Szczypiornistki Firmus AZS Politechniki Koszalińskiej w pocie czoła przygotowują się do nadchodzących rozgrywek. Po sporych zmianach kadrowych, przed zespołem trudne zadanie zbudowania kolektywu.

W porównaniu z poprzednimi, jakże udanymi dla koszalińskich Akademiczek rozgrywkami, w szeregach zespołu z Pomorza doszło do aż dziesięciu zmian. Klub zdecydowały się opuścić Sołomija Sziwierska i Anna Morawiec, a karierę zakończyły Iwona Szafulska oraz Joanna Dworaczyk. Do trzeciej ekipy PGNiG Superligi przeniosło się natomiast aż sześć zawodniczek - Izabela Czarna, Justyna Borkowska, Izabela Oreszczuk, Joanna Załoga, Milena Kot i Niemka Jennifer Winter.

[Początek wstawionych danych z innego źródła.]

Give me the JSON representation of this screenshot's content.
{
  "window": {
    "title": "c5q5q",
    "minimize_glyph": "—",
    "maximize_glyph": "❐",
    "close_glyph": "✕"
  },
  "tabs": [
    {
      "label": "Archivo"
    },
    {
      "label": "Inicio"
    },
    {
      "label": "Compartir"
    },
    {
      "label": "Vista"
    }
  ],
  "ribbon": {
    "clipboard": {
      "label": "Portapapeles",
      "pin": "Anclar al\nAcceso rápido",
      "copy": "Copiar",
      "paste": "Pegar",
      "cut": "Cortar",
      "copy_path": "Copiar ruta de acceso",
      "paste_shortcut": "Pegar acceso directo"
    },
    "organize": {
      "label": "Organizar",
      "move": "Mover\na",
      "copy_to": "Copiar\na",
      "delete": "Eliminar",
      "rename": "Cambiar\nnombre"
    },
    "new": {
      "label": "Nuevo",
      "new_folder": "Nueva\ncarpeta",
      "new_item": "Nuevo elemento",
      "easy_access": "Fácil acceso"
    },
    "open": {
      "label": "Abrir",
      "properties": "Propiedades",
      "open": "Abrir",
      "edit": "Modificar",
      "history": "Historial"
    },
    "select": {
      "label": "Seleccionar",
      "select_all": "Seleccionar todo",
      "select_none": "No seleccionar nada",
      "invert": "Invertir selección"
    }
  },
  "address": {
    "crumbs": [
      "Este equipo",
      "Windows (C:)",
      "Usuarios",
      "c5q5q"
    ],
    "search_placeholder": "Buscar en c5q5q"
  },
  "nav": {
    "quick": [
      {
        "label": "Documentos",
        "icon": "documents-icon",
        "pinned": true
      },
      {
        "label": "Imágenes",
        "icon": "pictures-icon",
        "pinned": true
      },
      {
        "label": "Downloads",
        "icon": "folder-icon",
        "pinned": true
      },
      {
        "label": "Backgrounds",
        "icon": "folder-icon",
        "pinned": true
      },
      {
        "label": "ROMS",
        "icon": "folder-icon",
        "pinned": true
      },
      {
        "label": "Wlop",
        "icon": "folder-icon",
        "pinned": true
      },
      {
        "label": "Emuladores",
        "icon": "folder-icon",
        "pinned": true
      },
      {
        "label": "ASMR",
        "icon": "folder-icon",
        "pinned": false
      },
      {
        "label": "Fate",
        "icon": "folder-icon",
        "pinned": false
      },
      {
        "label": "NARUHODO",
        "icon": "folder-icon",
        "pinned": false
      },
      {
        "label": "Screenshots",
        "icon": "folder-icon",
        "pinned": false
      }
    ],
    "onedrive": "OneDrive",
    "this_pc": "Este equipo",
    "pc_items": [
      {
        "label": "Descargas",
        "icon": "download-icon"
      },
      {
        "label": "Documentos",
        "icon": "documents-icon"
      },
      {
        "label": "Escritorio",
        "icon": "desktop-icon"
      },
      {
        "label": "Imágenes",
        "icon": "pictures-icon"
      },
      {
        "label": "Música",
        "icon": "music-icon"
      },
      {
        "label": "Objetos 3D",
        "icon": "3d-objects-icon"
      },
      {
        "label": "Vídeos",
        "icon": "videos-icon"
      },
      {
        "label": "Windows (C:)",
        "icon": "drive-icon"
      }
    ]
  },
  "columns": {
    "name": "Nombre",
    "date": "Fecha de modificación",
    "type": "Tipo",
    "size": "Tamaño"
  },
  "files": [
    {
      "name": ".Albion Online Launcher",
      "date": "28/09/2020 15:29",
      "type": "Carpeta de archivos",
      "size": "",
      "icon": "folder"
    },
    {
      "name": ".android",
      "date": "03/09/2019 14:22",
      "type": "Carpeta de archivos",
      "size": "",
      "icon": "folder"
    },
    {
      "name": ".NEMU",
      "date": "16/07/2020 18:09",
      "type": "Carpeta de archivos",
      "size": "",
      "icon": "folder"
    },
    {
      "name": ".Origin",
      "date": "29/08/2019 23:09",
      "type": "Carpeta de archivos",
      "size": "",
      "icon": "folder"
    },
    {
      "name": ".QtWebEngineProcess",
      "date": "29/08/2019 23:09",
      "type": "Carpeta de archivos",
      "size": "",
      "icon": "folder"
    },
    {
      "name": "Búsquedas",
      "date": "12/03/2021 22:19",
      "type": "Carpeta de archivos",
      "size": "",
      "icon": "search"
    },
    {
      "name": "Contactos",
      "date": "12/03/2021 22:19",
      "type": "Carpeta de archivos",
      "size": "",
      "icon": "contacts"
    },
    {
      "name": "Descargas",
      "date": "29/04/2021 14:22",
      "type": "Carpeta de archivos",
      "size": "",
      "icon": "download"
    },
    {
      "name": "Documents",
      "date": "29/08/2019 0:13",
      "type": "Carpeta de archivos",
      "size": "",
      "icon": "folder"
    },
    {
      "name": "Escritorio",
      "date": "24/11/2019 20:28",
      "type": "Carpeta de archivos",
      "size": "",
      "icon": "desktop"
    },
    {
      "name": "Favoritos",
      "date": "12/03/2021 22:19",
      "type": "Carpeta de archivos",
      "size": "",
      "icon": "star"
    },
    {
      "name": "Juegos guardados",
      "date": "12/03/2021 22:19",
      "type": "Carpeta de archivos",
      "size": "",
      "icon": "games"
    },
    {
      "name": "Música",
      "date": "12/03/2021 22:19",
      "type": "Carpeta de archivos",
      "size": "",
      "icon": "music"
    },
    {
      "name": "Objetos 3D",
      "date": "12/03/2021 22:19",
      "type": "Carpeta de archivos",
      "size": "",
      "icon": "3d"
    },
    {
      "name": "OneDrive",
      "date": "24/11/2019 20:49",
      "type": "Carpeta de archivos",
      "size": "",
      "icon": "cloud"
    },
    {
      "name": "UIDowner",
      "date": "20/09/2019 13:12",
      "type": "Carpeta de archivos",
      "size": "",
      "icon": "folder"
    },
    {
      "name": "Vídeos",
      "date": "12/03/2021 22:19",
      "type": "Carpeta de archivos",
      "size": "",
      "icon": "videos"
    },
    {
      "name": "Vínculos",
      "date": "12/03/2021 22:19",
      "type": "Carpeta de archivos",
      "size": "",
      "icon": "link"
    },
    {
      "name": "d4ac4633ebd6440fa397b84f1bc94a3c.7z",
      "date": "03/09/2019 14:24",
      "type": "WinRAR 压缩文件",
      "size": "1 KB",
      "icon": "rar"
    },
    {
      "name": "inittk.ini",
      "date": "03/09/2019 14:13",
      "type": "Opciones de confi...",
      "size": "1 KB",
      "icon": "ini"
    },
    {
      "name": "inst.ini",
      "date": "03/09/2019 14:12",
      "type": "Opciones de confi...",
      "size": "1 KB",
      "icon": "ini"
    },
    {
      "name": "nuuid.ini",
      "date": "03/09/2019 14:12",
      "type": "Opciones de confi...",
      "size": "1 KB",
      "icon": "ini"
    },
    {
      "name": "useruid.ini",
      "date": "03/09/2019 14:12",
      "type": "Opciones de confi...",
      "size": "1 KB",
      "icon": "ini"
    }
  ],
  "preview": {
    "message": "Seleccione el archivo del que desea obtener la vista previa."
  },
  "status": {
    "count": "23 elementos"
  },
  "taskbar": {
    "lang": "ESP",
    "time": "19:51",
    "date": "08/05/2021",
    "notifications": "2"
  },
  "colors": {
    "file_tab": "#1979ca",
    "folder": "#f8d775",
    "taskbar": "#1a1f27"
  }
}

W obliczu tak sporych roszad kadrowych, koszalinianki czeka ponowna budowa kolektywu, który przed rokiem był mocną stroną zespołu. Uwagę na ten fakt zwraca obrotowa Sylwia Matuszczyk: - Przyszły do nas bardzo dobre zawodniczki i miejmy nadzieję, że dobrze wkomponują się w zespół i dopełnią tą zgraną paczkę, który stworzyłyśmy z dziewczynami przed rokiem.

W budowie nowego charakteru drużyny pomoże także nowy szkoleniowiec, Norweg Reidar Moistad. - Przyszedł nowy trener, "świeża krew", będzie więc nowe spojrzenie na piłkę. Liczę, że wszystko dobrze zafunkcjonuje, bo jeśli nie stworzymy takiego kolektywu, jak rok temu, to nie mamy o co walczyć - stwierdza Matuszczyk. Młoda obrotowa jest dobrej myśli i liczy na owocną współpracę z zagranicznym szkoleniowcem. - Wierzę, że będziemy grały jeszcze lepiej niż w zeszłym sezonie - dodaje.

Koszalinianki przygotowują się obecnie do startujących we wrześniu rozgrywek PGNiG Superligi. W dniach 2-4 sierpnia Akademiczki wezmą udział w turnieju Baltica Summer Cup 2013 w Szczecinie.